Algorithm for diagnosis and management of exocrine pancreatic insufficiency

• —Pancreatic enzyme replacement therapy (PERT). EPI is managed with exogenous PERT (Table 9). Dosing is based on the number of lipase units administered per meal. For children who cannot swallow capsules, delayed release capsules containing enteric coated microspheres or microtablets may be opened and the contents sprinkled on soft food with low pH (applesauce, gelatins, pureed apricot, banana or sweet potatoes). Foods with a pH greater than 7.3 (milk, custard or ice cream) should be avoided as a vehicle for the sprinkled enzymes because the protective enteric coating can dissolve in these foods, leaving the enzymes vulnerable to inactivation by gastric acid. Pancrealipase tablets or capsules should not be crushed or chewed. Concurrent administration with H₂ antagonists or proton pump inhibitors may enhance enzyme efficacy.
• —Vitamin supplementation. Children with EPI are prone to fat malabsorption that may lead to deficiencies of the fat-soluble vitamins A, D, E, and K. Children with CF should receive supplementation of these vitamins and vitamin levels should be monitored annually^85–87. There are no guidelines for EPI caused by other diseases.

Table 9.

Pancreatic enzyme therapy for Exocrine Pancreatic Insufficiency

Infants 2,000 to 4,000 units per 120 mL of infant formula or per breast feeding

< 4 years of age 1,000 lipase units/kg per meal and 500 lipase units/kg per snacks

> 4 years of age. 500 lipase units/kg per meal and 250 lipase units/kg per snacks

Key Points.

• Once considered rare, pancreatic diseases, specifically acute, acute recurrent and chronic pancreatitis are increasingly recognized in children.

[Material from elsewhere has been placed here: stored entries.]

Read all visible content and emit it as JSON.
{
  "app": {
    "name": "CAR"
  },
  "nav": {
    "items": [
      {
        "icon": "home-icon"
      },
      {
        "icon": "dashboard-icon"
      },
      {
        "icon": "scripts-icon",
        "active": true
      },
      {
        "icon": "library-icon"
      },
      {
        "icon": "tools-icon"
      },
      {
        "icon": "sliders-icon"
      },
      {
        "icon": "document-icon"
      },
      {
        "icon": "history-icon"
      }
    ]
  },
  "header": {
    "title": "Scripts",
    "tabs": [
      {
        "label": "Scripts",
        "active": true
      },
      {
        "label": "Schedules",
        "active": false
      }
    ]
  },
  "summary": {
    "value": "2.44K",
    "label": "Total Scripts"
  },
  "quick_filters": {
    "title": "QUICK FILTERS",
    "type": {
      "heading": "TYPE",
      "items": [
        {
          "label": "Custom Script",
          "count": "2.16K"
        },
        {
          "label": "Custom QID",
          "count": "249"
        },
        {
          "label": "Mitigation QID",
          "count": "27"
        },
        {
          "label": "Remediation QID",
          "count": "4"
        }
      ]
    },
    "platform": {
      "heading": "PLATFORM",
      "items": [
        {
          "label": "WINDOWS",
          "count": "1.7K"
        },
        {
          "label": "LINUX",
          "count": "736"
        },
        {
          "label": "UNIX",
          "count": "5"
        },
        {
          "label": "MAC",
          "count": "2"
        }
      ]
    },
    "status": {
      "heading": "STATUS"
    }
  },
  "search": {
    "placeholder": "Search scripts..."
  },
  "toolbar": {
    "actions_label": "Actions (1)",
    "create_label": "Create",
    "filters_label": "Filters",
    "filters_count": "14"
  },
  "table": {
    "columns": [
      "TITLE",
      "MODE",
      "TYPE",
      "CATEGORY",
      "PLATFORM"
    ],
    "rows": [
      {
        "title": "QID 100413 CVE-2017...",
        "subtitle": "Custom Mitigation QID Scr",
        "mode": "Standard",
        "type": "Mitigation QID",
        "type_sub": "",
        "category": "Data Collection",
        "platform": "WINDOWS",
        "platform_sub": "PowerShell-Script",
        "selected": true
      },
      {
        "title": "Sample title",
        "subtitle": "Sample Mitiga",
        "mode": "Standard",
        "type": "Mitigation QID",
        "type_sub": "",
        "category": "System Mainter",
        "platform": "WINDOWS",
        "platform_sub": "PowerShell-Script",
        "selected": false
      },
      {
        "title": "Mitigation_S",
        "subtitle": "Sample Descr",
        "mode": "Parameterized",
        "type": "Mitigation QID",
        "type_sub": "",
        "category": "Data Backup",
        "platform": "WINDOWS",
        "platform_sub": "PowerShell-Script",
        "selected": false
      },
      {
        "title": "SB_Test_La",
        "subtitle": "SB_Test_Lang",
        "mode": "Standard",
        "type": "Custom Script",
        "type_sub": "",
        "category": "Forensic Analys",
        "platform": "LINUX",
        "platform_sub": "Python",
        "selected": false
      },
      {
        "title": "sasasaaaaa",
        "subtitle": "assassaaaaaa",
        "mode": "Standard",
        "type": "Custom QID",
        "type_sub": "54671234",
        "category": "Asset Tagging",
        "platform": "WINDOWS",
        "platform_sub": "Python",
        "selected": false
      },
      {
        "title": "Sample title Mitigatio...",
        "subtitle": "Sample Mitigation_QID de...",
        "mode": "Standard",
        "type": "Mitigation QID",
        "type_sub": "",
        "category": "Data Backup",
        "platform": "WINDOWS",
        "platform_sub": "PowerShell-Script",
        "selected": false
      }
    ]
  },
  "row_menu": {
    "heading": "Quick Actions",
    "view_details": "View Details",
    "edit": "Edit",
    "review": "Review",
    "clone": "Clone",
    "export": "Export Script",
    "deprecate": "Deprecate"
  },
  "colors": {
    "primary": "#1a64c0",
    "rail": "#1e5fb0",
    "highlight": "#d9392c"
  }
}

• Etiologies and risk factors of adult and pediatric pancreatitis are very different, therefore it is expected that their management, natural history and response to therapy would also be different; but studies on pediatric pancreatitis are limited.

• Genetic risk factors seem to play a role in the progression from acute recurrent to chronic pancreatitis; disease burden is high in chronic pancreatitis.

• Cystic Fibrosis is the most common cause of exocrine pancreatic insufficiency in children; chronic pancreatitis and Shwachman Diamond syndrome are 2^nd most common.

• There is an urgent need for an exocrine pancreatic function that would be simple to perform, accurate, reliable, reproducible and non-invasive.